Patterns: [(<function replace_id at 0x000002B2CCA067A0>, {'mode': 'replace'}), (<function replace_phone at 0x000002B2CCA06520>, {'mode': 'replace'}), (<function replace_email at 0x000002B2CCA06700>, {'mode': 'replace'}), (<function replace_address at 0x000002B2CCA06660>, {'mode': 'replace'})]
Functions: [<function remove_tags at 0x000002B2CCA06B60>, <function case_normal at 0x000002B2CCA06C00>, (<function replace_url at 0x000002B2CCA06F20>, {'mode': 'remove'}), (<function remove_emoji at 0x000002B2CCA06FC0>, {'mode': 'replace'}), <function replace_rating at 0x000002B2CCA058A0>, <function expand_contraction at 0x000002B2CCA05EE0>, (<function normalize_slangs at 0x000002B2CCA05DA0>, {'mode': 'replace'}), (<function replace_acronym at 0x000002B2CCA05D00>, {'mode': 'replace'}), <function word_normalization at 0x000002B2CCA060C0>, <function remove_stopwords at 0x000002B2CCA06CA0>, <function shorten_elongation at 0x000002B2CCA05C60>, <function remove_punctuation at 0x000002B2CCA06E80>, <func

0    email [EMAIL] rating 5.0 kurir ramah
1                  alamat kirim [ADDRESS]
dtype: object

## Closing Insights
This playbook captures the end-to-end journey: monitoring data quality with CartBoard, assembling ReviewChain pipelines, and measuring performance plus logging. Here are ways to extend it and where to deploy the results:
- **Deeper customisation**: add domain dictionaries, bespoke PII patterns, or new normalisation utilities to serve verticals such as healthcare, fintech, and logistics.
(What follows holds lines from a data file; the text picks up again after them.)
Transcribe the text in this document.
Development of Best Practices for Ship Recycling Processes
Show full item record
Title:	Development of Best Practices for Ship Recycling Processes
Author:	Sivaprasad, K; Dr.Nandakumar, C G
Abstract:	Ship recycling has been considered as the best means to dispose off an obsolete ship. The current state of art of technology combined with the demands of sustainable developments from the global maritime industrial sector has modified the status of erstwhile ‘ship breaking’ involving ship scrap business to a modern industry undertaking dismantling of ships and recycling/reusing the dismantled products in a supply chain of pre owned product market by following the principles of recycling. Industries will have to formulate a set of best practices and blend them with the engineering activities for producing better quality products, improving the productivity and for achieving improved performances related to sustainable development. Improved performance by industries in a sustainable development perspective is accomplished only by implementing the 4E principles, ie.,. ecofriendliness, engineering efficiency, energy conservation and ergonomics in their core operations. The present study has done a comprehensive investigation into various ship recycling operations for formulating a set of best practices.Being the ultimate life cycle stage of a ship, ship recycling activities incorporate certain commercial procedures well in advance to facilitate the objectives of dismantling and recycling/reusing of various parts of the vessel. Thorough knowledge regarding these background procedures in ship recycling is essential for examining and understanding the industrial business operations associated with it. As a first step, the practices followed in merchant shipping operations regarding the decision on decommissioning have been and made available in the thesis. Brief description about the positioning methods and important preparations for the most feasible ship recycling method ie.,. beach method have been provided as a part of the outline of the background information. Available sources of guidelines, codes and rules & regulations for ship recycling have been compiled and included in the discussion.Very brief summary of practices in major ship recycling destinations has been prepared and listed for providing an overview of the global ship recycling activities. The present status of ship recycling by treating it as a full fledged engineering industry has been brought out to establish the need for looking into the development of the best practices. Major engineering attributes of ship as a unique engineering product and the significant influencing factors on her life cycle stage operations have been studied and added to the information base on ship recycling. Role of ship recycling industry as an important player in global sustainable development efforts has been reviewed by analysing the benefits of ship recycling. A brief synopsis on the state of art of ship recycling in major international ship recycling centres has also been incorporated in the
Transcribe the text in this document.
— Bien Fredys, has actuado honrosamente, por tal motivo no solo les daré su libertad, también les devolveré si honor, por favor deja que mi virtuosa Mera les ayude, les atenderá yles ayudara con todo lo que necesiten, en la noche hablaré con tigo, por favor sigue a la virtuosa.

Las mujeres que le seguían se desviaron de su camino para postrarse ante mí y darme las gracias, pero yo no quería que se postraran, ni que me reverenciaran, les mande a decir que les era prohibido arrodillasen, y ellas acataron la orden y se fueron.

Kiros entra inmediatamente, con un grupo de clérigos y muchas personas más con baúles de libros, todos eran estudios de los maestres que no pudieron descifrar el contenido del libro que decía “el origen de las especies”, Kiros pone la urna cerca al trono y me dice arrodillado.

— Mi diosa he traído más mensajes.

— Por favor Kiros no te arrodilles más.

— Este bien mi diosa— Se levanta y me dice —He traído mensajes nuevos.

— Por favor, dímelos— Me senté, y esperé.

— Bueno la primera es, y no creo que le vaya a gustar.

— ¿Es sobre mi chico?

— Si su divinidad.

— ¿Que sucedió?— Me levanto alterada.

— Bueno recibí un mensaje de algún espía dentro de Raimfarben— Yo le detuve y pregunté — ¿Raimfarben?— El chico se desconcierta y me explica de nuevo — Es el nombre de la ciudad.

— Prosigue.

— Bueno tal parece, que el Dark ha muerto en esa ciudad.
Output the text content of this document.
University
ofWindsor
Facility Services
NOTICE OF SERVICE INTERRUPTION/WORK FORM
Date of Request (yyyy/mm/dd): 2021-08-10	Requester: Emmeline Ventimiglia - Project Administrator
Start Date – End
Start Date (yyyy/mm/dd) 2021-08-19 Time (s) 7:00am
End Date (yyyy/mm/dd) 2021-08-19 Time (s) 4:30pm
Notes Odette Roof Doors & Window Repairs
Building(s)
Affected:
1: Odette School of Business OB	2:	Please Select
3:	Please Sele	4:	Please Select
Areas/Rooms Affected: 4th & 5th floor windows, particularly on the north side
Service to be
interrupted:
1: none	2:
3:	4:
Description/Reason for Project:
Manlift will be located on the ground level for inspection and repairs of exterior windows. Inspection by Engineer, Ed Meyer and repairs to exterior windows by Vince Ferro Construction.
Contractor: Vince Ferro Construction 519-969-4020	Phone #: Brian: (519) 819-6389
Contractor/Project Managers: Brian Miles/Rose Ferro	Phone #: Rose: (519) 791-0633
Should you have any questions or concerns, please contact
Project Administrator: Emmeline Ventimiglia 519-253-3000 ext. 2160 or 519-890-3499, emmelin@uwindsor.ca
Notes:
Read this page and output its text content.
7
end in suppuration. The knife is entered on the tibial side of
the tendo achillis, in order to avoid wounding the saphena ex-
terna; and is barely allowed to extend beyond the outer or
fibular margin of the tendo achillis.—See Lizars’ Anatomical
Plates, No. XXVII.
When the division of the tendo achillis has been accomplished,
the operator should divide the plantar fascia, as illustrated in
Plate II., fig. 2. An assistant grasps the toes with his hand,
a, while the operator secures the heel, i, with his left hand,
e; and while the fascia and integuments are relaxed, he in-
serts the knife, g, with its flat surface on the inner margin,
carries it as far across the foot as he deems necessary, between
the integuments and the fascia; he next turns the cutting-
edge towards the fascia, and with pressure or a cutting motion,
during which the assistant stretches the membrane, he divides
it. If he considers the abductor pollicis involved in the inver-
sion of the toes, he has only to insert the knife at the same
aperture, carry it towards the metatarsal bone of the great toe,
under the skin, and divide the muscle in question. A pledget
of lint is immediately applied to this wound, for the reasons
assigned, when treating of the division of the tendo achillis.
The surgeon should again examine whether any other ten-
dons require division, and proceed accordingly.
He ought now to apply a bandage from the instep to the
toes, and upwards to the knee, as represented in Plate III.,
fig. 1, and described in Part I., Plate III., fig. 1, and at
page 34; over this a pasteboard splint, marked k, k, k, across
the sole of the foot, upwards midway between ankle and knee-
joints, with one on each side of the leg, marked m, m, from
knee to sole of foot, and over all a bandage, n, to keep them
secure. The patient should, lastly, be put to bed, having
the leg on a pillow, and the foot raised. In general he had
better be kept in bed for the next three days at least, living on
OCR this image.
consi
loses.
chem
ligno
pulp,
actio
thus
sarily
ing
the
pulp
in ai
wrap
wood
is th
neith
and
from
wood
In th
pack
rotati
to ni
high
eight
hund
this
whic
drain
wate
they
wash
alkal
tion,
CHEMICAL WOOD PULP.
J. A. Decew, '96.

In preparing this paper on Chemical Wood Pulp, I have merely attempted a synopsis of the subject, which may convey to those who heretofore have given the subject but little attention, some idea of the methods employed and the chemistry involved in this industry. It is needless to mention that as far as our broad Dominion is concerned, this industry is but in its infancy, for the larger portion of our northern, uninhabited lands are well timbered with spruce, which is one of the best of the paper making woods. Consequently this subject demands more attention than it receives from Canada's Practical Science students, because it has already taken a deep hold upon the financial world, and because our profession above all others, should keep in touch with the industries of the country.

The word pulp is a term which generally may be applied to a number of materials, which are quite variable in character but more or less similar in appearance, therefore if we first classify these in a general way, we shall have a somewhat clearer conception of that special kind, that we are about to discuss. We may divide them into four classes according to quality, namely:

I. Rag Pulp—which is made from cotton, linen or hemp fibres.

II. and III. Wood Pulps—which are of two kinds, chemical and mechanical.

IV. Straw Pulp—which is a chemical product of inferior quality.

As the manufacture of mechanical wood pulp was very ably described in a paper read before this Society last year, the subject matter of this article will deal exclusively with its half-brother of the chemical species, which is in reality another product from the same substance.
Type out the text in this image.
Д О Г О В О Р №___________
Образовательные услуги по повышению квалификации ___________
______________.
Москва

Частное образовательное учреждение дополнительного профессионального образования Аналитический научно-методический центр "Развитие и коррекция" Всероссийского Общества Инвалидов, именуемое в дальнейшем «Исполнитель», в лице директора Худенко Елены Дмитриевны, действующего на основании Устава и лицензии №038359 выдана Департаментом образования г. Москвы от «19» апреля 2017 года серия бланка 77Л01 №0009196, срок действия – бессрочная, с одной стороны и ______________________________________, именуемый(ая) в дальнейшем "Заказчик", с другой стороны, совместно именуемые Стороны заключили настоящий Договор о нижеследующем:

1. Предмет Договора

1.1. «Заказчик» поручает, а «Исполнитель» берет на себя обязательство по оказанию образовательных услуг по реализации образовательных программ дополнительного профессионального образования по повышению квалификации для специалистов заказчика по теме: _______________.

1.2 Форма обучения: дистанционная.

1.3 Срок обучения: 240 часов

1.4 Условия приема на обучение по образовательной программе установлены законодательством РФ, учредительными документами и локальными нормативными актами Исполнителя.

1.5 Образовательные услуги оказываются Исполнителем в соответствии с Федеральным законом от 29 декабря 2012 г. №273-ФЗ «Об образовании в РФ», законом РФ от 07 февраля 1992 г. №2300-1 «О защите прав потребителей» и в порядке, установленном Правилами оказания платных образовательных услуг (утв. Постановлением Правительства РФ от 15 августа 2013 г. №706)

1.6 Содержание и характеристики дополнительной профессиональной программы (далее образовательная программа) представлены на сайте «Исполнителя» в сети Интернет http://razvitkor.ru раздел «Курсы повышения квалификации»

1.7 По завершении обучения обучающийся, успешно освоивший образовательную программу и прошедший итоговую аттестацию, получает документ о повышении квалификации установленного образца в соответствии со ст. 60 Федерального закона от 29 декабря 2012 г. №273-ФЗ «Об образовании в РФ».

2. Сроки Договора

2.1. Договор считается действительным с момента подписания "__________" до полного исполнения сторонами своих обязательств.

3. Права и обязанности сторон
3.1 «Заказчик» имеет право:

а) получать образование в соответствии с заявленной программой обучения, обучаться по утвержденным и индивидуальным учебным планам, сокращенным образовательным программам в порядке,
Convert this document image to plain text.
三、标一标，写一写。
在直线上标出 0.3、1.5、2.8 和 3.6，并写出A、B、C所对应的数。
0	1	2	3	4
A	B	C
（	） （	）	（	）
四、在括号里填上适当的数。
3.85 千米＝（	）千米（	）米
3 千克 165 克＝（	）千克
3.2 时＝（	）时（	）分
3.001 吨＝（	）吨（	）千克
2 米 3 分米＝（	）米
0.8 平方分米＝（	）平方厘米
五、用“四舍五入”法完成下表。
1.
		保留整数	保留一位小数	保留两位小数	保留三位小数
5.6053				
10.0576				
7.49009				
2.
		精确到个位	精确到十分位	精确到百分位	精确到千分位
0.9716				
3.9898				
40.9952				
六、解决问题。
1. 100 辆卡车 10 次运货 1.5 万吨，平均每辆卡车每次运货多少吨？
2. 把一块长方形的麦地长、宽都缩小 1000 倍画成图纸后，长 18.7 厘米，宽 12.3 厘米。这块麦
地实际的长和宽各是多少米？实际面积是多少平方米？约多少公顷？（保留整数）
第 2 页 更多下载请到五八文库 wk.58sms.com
- **Production integration**: embed the pipeline into content moderation services, real-time sentiment analytics, customer-support chatbots, or internal QA systems, backed by logging and recurring benchmarks.
- **Team operationalisation**: use presets as experiment baselines, document tweaks in a shared repository, and schedule regular data-cleanliness reviews to keep quality on track.
Happy experimenting—treat this notebook as the foundation for resilient Indonesian-language pipelines in your environment.